Dick, You raised two points, you get two responses. I agree that bunkers can seem more natural on a seaside course, but as golf architecture evolved and designers tried to replicate the features of the seminal courses, they found bunkers made a lot of sense as they were hazards that allowed redemption, unlike, say, a lake. They also provide variety as well as a different look. Furthermore, a course should challenge every facet of a player’s game, and that includes sand play.

The problem with box-checking is it’s too simplistic, it doesn’t consider how you assign scores to your variety of aspects. For elevation change, do you give higher points for higher elevations? What are the criteria? Simply giving points eliminates the need to explain and defend your criteria. By all means, construct your own system for “scoring” golf values. Even throw in a multiplier for an especially scenic or challenging course. But it only begins to assess quality. I prefer poetry to rigidity.

-Jim Frank, Senior Editor


“Maintenance must be given consideration. Allow for green, fairway, and rough units as much as possible, (avoid hand mowing, same with watering, plan to be as efficient as possible).

Bunkering should allow for ease of entry and exit for older players and those with physical difficulties. Steep angles should not face toward the sun, (or should be minimized), otherwise they require too much water or burn up. Foot and cart traffic should be considered when placing as well, (not just strategy alone), to avoid wear and also slow down play. Green complexes should challenge but not encourage three putts, and should not be unduly large.”

Andy Carracino

Very sensible, Andy—you sound like a green superintendent! These are not the sexiest considerations in course design, but they surely contribute to the enjoyment of a course. 

-George Peper, Editor


“The overall factor in determining if a course is average or not can best be summed up in one word – ENJOYABILITY. True course ratings should factor in the emotional outcome of a round, and not be a result of a number-crunching exercise. If the golfer experiences true ENJOYMENT after a round, regardless of the score, the course should be considered above average.”

John Rostas

John, I couldn’t have said it better myself. The more golf I play, particularly on courses that are ranked on magazine lists, the less weight I give the ratings. Some of my favorite rounds have simply been on the most enjoyable courses. Some of the highly ranked courses I have played were not enjoyable…
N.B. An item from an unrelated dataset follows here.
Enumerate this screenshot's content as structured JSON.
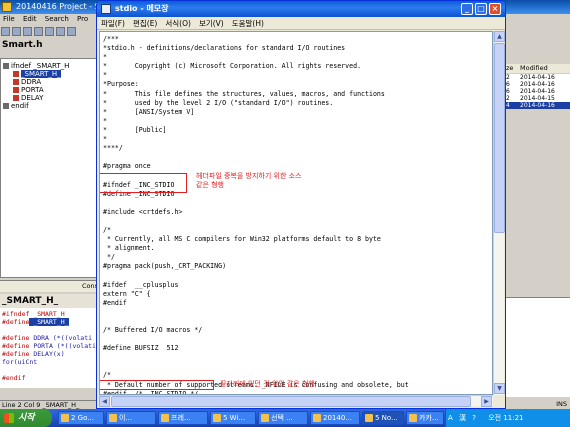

-Graylyn Loomis, Assistant Editor


“Of all the fine architects who expressed their views on the first question, the underlying tone of the responses points out the greatest golf architect of any era, and a woman at that. Mother nature has presented history with the greatest layouts of all time. Those notable names, in a humble act as second chair, took the time and patience to reveal locations for pins, tee boxes and a routing that would allow the golfers of any level the journey of appreciation across the landscapes that no bulldozer, regardless of human inspiration, could achieve…

To quantify or itemize the characteristics of a great golf course is to assign a score to the Pieta or the Mona Lisa. Golfers the world over know when they have seen a challenging, yet fair, beautiful, yet rugged, display presented just as they know the Grand Canyon is, well, Grand.”

Tim Alpaugh

Tim, I don’t think anyone will argue with you that the greatest courses are the most natural, by which I mean those that hew closest to what nature presents. But sometimes that means helping Mother Nature with a nip, tuck, or tweak here and there that adds to the challenge or strategy or charm. Not every piece of property is as beautiful or dramatic or difficult as another, so why shouldn’t those who live near flat, boring terrain benefit from the architect’s ability to start with nature and make of it a more interesting, more enjoyable golf course?

I’d go so far to argue that the architect’s true skill is seeing what nature has given him, or her, to work with and then figure out what challenges and enhancements—cribbed from nature’s handiwork in other places—make the most sense, create the best course, and work best with the original landscape. In the end, we’re saying the same thing, making a case against artificiality, no?